We live in the age of the conspiracy theory, with isolated segments of the population believing in just about everything one could believe, up to and including flat-earth and lizard-aliens masquerading as world leaders. Most of these conspiracy theories evolve from the depths of the internet or the imaginations of the paranoid; some start as jokes or ‘trolling’ attempts and take on a life of their own, and some are based in legitimate questions about world events which spin beyond the realm of the reasonable.

However, the origin of some conspiracy theories is not so mysterious. Over the last few decades, have you ever heard any of the following conspiracy claims?

  • JFK was assassinated by a plot led by three leading Southern-US (or Texan) Oil magnates (Richardson, Murchison and Hunt) in collaboration with the CIA;
  • The AIDS virus was manufactured by the United States as a biological weapon, at Fort Dietrich, in Maryland;
  • Wealthy US industrialists were using child organs harvested from children in the Third-World, specifically sub-Saharan Africa, as organ transplants for themselves and their own children;
  • Martin Luther King was an active US agent, working against Black extremist groups with the CIA;
  • Similarly, that Martin Luther King was assassinated by a stooge of the US Government/CIA when he was about to reveal his government associations;
  • That Reagan was an alcoholic, like his father, and was frequently drunk in the White House;

If you have ever heard or (hopefully not) believed any of these claims, then congratulations: you are a victim of Russian disinformation campaigns. Each of these conspiracies were devised in Moscow and deliberately spread as part of the Russian effort to create dissent and internal conflict in Western States. The Russian agency in charge of these operations was Service A of the First Chief Directorate of the KGB, and they were active as far back as the 1920s, when the organization was known as the Checka, a Communist evolution of the pre-revolutionary Tsarist Okhrana. Though Service A also involved itself in assassinations and other active measures, by the late Cold War they were primarily a disinformation service, planting conspiracies and stories to drive a wedge between countries, and to drive a wedge between the people of a state and its government.

Service A forged documents which they gave to third-world leaders as ‘intercepts’ to drive a wedge between them and the US, they manipulated foreign media and peace movements, and they gathered compromising information (Kompromat) on Foreign leaders. Their most active interference in US elections before 2016 was in 1984, when they interfered as much as possible to prevent the re-election of Ronald Reagan.
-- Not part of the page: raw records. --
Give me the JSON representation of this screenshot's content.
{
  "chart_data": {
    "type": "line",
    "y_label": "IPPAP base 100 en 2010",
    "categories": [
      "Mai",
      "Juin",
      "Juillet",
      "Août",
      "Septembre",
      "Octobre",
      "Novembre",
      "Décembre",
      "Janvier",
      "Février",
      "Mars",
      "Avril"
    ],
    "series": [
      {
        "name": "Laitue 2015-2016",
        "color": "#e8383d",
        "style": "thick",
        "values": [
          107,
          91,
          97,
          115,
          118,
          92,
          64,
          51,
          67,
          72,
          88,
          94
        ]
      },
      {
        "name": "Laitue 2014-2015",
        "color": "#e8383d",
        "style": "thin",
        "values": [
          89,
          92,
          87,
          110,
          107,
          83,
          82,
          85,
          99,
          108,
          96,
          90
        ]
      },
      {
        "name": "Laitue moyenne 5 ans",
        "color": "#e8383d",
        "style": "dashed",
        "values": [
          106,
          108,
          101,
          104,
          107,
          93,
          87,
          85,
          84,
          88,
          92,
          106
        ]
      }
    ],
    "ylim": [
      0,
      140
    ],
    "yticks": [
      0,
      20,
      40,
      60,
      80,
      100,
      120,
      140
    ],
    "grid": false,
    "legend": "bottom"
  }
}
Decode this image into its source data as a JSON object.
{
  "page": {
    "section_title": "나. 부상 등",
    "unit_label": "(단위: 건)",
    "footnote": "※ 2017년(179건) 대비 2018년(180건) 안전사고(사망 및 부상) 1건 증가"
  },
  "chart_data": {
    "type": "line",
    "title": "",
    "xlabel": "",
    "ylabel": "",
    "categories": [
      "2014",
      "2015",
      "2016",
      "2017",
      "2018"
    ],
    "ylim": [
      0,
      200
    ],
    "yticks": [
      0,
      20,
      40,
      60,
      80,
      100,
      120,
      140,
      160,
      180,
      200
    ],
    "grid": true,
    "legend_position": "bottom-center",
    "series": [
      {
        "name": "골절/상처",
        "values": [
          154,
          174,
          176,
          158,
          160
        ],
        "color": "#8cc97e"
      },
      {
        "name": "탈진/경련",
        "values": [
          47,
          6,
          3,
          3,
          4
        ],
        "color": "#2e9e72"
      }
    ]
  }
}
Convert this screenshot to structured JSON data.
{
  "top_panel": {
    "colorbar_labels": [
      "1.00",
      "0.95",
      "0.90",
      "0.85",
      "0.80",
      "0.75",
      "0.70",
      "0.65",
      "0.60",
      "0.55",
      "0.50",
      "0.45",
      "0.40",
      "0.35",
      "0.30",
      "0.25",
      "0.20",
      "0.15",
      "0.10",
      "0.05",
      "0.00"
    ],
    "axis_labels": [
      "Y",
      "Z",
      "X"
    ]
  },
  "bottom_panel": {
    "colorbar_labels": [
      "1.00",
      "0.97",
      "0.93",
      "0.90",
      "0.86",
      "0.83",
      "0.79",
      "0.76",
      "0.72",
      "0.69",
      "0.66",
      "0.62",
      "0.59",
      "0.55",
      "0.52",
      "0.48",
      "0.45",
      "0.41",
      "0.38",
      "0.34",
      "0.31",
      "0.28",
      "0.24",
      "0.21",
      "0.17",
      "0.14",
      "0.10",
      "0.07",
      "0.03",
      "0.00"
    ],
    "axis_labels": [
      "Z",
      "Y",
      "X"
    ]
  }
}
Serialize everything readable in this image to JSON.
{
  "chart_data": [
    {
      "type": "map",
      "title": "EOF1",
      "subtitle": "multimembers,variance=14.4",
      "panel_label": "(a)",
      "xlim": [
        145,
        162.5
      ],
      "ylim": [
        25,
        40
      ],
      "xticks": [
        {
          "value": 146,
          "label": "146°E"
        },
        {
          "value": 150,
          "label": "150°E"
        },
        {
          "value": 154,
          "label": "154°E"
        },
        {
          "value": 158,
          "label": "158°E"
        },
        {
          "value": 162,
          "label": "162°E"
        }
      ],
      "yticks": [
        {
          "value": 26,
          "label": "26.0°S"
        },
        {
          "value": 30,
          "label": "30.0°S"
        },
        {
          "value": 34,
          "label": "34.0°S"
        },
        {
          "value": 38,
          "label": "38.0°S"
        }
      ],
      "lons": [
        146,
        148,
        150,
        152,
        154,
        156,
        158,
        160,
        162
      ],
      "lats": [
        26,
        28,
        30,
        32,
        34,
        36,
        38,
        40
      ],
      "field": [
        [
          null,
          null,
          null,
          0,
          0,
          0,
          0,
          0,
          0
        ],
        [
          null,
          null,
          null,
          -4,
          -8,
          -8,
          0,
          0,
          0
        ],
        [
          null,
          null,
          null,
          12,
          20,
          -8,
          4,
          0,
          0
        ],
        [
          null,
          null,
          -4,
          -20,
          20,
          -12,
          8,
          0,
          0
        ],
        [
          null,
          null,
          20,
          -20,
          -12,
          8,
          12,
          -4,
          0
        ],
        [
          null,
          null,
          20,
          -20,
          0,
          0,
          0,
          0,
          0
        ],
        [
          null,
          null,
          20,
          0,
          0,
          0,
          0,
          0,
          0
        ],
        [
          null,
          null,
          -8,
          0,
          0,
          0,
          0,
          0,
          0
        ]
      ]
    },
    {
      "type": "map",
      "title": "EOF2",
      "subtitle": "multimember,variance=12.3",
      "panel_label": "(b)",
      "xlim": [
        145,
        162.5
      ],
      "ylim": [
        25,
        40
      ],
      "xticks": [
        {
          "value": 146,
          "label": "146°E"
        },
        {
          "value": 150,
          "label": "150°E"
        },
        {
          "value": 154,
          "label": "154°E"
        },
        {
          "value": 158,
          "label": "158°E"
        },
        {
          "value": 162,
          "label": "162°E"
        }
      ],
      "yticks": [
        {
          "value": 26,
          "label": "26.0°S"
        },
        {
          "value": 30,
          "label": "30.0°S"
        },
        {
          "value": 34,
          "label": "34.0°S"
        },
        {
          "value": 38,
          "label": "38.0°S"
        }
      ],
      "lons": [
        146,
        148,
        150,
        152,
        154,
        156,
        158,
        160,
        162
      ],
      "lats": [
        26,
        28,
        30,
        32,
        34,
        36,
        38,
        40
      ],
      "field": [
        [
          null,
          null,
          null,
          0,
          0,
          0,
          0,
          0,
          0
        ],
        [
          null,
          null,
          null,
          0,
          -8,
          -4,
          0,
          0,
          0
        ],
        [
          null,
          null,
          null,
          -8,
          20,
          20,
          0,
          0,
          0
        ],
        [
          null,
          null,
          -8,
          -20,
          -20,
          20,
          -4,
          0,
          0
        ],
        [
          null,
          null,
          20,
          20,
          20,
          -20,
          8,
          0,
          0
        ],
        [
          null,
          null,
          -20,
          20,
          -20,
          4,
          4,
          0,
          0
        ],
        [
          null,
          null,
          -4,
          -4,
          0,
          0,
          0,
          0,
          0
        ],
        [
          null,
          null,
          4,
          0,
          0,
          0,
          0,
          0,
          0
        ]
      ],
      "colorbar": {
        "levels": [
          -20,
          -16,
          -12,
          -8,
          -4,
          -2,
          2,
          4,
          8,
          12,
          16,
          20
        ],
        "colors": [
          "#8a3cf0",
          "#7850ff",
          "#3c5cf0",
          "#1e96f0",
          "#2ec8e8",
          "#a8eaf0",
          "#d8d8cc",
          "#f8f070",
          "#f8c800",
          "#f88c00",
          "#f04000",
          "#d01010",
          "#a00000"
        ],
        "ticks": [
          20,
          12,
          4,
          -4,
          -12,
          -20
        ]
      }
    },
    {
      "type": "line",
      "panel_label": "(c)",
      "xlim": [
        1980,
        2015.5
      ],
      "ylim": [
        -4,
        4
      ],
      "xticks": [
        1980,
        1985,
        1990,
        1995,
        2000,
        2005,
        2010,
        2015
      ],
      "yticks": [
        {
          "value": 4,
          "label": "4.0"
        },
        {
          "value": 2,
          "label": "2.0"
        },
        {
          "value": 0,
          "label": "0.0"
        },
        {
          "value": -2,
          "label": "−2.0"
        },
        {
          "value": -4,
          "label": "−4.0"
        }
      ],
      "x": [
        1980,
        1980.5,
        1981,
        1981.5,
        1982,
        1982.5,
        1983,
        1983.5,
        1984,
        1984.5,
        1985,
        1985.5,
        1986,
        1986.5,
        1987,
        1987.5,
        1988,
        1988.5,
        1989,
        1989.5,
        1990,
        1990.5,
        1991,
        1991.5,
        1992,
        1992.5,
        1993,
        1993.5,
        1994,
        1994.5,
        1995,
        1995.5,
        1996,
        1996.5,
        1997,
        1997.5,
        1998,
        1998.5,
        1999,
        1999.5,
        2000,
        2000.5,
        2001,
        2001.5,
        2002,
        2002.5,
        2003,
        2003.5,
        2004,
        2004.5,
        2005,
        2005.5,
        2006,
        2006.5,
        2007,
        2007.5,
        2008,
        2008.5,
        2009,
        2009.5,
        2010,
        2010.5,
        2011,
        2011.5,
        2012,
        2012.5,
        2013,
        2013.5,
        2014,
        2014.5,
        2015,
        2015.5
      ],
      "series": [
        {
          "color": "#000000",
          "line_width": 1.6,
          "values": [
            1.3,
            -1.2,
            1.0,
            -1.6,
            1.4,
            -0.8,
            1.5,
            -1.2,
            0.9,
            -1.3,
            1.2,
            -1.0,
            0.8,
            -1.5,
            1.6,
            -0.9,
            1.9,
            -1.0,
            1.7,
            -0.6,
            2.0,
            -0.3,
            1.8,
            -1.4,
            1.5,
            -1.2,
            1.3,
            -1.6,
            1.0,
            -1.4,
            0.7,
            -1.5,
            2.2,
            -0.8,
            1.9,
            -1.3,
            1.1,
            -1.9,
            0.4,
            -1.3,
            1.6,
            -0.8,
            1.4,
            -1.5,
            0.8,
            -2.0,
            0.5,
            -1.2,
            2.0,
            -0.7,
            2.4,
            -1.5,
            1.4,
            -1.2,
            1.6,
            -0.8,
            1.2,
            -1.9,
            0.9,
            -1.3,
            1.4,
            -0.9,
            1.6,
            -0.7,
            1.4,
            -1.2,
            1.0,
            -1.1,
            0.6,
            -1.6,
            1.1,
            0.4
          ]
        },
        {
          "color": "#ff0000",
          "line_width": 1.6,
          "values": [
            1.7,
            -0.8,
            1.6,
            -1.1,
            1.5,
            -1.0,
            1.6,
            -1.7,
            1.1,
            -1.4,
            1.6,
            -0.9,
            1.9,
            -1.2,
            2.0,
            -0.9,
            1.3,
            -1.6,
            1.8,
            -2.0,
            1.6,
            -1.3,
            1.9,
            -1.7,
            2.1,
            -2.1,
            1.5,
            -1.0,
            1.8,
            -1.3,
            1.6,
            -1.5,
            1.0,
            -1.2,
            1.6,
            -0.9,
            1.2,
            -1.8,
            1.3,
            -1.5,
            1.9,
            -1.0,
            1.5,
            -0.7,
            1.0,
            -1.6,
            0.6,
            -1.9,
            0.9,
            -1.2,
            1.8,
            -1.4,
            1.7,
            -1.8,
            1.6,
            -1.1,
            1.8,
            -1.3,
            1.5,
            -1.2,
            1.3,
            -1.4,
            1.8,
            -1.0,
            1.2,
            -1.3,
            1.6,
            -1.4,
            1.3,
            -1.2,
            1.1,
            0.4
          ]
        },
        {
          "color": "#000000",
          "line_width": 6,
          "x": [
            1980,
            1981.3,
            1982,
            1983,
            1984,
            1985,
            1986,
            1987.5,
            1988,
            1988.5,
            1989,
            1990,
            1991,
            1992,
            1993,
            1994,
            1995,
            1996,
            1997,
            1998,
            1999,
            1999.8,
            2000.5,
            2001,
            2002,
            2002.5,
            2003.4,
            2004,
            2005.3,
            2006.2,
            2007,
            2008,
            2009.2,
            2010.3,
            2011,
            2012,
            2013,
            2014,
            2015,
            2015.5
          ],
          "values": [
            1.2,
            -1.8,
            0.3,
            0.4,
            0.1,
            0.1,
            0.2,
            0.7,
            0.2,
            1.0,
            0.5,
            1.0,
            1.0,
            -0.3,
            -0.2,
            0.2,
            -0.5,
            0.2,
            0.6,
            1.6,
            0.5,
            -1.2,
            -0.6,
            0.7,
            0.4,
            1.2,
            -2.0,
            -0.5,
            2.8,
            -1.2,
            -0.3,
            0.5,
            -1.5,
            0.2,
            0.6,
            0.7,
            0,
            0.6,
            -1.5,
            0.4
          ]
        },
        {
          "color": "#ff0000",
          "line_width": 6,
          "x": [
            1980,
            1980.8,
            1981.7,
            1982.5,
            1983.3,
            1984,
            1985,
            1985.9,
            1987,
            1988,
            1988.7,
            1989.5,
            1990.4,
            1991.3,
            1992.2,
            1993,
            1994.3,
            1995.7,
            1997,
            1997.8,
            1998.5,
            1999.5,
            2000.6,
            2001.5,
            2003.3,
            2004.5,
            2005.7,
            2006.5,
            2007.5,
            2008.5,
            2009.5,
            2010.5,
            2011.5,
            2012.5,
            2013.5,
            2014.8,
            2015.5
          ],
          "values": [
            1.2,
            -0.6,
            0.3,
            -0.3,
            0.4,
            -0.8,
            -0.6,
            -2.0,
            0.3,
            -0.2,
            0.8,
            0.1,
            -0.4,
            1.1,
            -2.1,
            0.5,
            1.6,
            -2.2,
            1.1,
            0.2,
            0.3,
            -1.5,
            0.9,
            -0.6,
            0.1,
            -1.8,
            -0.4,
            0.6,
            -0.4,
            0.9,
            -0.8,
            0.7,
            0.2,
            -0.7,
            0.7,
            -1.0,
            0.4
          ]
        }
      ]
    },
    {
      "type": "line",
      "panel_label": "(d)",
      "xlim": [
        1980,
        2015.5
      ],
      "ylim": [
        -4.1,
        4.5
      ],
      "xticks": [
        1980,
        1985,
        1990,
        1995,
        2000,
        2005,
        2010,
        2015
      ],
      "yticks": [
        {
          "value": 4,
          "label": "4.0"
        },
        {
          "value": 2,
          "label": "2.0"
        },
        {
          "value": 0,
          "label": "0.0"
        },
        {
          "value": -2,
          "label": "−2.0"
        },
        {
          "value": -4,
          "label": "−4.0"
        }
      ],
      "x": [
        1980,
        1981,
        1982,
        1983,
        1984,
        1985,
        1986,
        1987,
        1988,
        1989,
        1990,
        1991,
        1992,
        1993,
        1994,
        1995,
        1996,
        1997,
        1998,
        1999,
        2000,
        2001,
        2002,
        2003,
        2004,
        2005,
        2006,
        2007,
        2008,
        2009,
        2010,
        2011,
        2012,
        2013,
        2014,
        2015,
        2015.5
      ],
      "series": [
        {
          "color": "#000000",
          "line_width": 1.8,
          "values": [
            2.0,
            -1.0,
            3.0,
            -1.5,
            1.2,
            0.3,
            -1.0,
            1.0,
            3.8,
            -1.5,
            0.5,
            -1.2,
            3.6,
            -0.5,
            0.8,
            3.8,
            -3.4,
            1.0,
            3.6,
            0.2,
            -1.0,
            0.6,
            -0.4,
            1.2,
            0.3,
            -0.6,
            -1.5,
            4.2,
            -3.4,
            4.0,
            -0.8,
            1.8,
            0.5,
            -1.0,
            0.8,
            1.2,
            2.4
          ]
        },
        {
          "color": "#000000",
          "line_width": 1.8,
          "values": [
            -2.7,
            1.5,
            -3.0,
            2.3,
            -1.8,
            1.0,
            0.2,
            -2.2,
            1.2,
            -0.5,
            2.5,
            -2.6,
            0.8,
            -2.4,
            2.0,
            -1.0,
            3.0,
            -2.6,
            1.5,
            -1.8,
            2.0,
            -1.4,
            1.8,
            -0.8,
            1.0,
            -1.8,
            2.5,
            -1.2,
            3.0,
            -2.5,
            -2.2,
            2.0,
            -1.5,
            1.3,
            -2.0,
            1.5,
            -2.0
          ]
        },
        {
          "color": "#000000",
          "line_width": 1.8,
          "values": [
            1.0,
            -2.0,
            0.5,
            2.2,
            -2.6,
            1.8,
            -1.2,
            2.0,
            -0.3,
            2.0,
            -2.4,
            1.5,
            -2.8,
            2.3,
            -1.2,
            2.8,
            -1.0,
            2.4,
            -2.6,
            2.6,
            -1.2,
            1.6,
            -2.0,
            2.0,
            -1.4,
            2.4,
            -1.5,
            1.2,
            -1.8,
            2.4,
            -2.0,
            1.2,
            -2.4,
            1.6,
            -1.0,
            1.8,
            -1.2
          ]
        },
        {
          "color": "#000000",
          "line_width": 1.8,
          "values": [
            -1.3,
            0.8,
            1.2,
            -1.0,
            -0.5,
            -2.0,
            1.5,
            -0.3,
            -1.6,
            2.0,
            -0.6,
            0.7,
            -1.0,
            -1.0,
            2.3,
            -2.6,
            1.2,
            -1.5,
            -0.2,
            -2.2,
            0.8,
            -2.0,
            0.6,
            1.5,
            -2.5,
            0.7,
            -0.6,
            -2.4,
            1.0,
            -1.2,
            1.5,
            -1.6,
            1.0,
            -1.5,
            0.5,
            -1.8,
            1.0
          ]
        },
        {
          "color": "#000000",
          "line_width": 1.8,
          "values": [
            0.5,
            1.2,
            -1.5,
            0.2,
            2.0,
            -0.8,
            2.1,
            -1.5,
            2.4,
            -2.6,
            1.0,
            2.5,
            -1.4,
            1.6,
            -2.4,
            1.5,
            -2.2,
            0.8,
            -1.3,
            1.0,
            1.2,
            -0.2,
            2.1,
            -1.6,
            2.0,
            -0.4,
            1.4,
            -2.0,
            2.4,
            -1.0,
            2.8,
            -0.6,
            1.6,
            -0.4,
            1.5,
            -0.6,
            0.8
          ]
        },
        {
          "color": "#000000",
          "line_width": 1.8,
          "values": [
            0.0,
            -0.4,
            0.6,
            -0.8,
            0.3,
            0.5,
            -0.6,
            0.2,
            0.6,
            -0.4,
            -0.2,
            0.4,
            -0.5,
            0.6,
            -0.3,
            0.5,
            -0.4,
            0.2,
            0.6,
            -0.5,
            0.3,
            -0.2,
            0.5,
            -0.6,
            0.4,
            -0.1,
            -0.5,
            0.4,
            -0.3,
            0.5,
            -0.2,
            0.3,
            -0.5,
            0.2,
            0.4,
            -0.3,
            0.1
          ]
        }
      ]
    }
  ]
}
The most successful of the disinformation campaigns were the JFK assassination conspiracies: the first books and articles to come out about possible conspiracies after 1963 were all funded or produced, directly or indirectly, by Soviet Intelligence. The story about Western ‘baby harvesting’ gained so much traction that in 1988 a motion was passed in the European Parliament condemning the phenomenon. Some of the old KGB conspiracies still linger on the internet now, decades later.

The end of the Cold War and the replacement of the KGB by the FSB did nothing to diminish Russia’s interest in active disinformation, and the growth of the internet made these operations both easier and harder to trace. Combined with a counter-establishment movement in the US and a growing distrust of the Federal Government, happily promoted by the FSB, they found fertile ground for their efforts.

In the last few years we have absolute evidence that the Russian intelligence community has interfered in the 2016 US Presidential elections and the 2016 Brexit campaign in the UK, and strong evidence they have interfered in French, Ukrainian, and Saudi elections. Keep in mind that the FSB, GRU and SVR (The three main Russian intelligence agencies) have, between them, about a million staff. By contrast, the CIA has about 23,000 staff. UK agencies MI5, MI6 and GCHQ combined have about 13,000.